Not so, says a study released this month by the National Center for Education Statistics.
The report by the data-gathering branch of the U.S. Department of Education compares public schools with nonsectarian, Roman Catholic, conservative Christian, and other religious schools on their relative levels of school-based control, educational missions, curricula, staff sizes, professional development, and teacher compensation.
Using data from a 1990-91 center survey of officials at roughly 12,000 schools, the study shows that in comparing many traits, Catholic schools are more similar to public schools than they are to other kinds of private institutions. Among the findings in “How Different, How Similar: Comparing Key Organizational Qualities of American Public and Private Secondary Schools” are the following:
- Forty-three percent of Catholic schools said religious development was their top priority; 44.7 percent of public schools cited “basic literacy skills.” Three out of 10 Catholic schools said academic excellence was their top priority, the same ratio reported by public schools.
- About one-third of Catholic school principals and 40 percent of public school principals have an advanced degree. Among conservative Christian schools, more than half of principals had less than a bachelor’s degree.

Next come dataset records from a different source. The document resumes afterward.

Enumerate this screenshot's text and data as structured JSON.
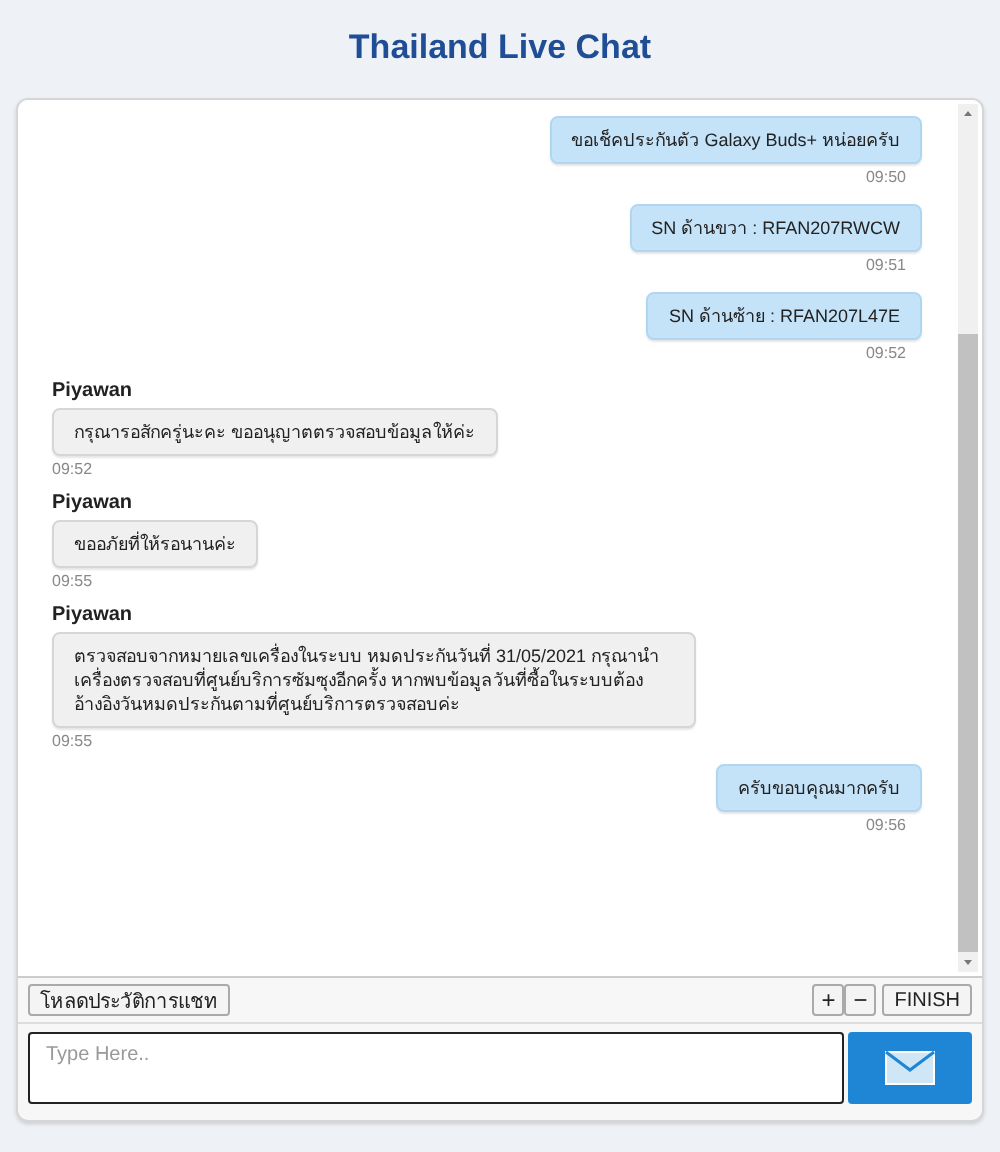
{
  "title": "Thailand Live Chat",
  "messages": [
    {
      "kind": "sent",
      "text": "ขอเช็คประกันตัว Galaxy Buds+ หน่อยครับ",
      "time": "09:50"
    },
    {
      "kind": "sent",
      "text": "SN ด้านขวา : RFAN207RWCW",
      "time": "09:51"
    },
    {
      "kind": "sent",
      "text": "SN ด้านซ้าย : RFAN207L47E",
      "time": "09:52"
    },
    {
      "kind": "received",
      "sender": "Piyawan",
      "text": "กรุณารอสักครู่นะคะ ขออนุญาตตรวจสอบข้อมูลให้ค่ะ",
      "time": "09:52"
    },
    {
      "kind": "received",
      "sender": "Piyawan",
      "text": "ขออภัยที่ให้รอนานค่ะ",
      "time": "09:55"
    },
    {
      "kind": "received",
      "sender": "Piyawan",
      "text": "ตรวจสอบจากหมายเลขเครื่องในระบบ หมดประกันวันที่ 31/05/2021 กรุณานำเครื่องตรวจสอบที่ศูนย์บริการซัมซุงอีกครั้ง หากพบข้อมูลวันที่ซื้อในระบบต้องอ้างอิงวันหมดประกันตามที่ศูนย์บริการตรวจสอบค่ะ",
      "time": "09:55"
    },
    {
      "kind": "sent",
      "text": "ครับขอบคุณมากครับ",
      "time": "09:56"
    }
  ],
  "toolbar": {
    "history_button": "โหลดประวัติการแชท",
    "zoom_in": "+",
    "zoom_out": "−",
    "finish_button": "FINISH"
  },
  "composer": {
    "placeholder": "Type Here.."
  }
}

- At roughly $16,000 a year, Catholic and nonsectarian school teachers had the highest base salaries among private schools, but that amount is about 20 percent less than the average base salary in public schools.

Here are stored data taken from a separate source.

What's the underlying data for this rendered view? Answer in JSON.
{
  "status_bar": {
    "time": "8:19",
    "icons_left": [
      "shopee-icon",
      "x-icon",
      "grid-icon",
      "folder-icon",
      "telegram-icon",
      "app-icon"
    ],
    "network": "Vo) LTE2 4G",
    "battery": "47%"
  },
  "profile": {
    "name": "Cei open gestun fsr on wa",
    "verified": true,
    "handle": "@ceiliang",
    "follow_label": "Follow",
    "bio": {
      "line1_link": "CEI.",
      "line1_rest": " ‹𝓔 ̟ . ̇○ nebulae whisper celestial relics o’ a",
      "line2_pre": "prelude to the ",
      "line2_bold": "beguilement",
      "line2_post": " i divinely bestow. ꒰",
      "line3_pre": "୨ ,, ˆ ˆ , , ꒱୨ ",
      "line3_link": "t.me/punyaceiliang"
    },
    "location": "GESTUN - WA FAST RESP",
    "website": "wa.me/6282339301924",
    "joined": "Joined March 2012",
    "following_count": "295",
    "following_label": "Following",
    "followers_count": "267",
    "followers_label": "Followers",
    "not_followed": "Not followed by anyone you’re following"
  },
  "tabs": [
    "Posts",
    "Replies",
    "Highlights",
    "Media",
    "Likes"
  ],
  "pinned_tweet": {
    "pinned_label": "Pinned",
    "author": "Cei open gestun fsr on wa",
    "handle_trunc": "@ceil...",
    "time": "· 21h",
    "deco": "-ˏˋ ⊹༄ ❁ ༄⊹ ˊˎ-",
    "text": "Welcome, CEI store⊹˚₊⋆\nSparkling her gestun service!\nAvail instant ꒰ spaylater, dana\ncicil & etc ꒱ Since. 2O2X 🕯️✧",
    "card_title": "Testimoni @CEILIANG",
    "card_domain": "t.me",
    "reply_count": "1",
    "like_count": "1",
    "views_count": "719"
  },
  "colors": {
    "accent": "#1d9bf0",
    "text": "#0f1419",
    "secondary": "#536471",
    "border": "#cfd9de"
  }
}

- Catholic and public schools report having about two administrative employees for every 10 teachers; among all nonpublic schools this ratio was 3-to-10. (This count includes only school-based personnel, not central-office staff members.)
- Many more Catholic school principals and teachers report having significant influence in setting curriculum than do their public school counterparts.
- The amount of coursework required for graduation is virtually identical among all groups of public and nonpublic schools, with one exception: Private schools generally require a year more of foreign language.
Not Created Equal
Experts in nonpublic education say such findings highlight the need for policymakers to recognize that all private schools are not alike.
“The whole privatization movement is based on making the public schools more like private ones,” said Lyndon G. Furst, the editor of the Private School Monitor and an education professor at Andrews University in Berrien Springs, Mich. “But the question is, which private schools? The Black Muslim ones? The Jewish schools? The little fundamentalist schools?”